Sementara itu, perwakilan dari Aliansi Peduli Tambakrejo, Rama Sutanto, mengatakan Pemkot Semarang tidak menghormati kesepakatan yang telah dibuat pada 13 Desember 2018. Saat itu, Pemkot Semarang, BBWS, disaksikan Komnas HAM berjanji akan memberikan ganti rugi dan menyediakan lahan yang disepakati warga sebelum melakukan penggusuran. Namun Pemkot melanggar kesepakatan dengan menggusur rumah warga Tambakrejo terlebih dahulu.

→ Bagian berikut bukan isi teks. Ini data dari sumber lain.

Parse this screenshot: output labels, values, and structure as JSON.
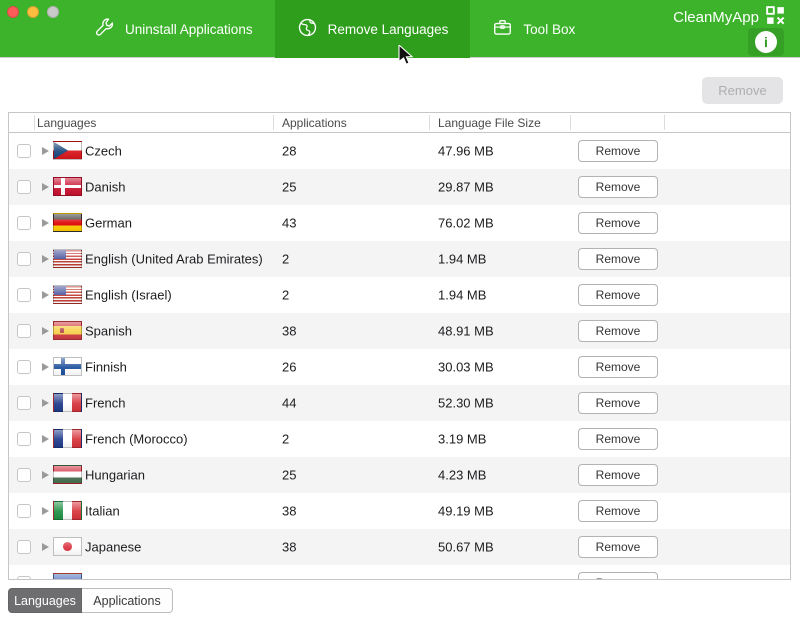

"Kami menyayangkan karena peristiwa ini melanggar kesepakatan perdamaian antara Pemkot Semarang, BBWS, dan warga Tambakrejo. Dalam kesepakatan itu Pemkot dan BBWS bersedia menyediakan lahan. Tapi, lahan belum ada malah sudah melakukan pengusuran,” ujar Rama saat dijumpai JIBI di lokasi kejadian.
Atas sikap Pemkot Semarang itu, Rama mengaku wajar jika warga yang didukung mahasiswa melakukan perlawanan saat rumahnya hendak digusur. Perlawanan itu pun berujung dengan kericuhan dan bentrok fisik.
Dari keterangan resmi yang diperoleh JIBI dari Aliansi Peduli Tambakrejo, ada 8 mahasisswa dan warga yang mengalami kekerasan fisik, seperti ditendang di bagian kemaluan, dipukul, hingga kameranya nyaris diambil paksa petugas.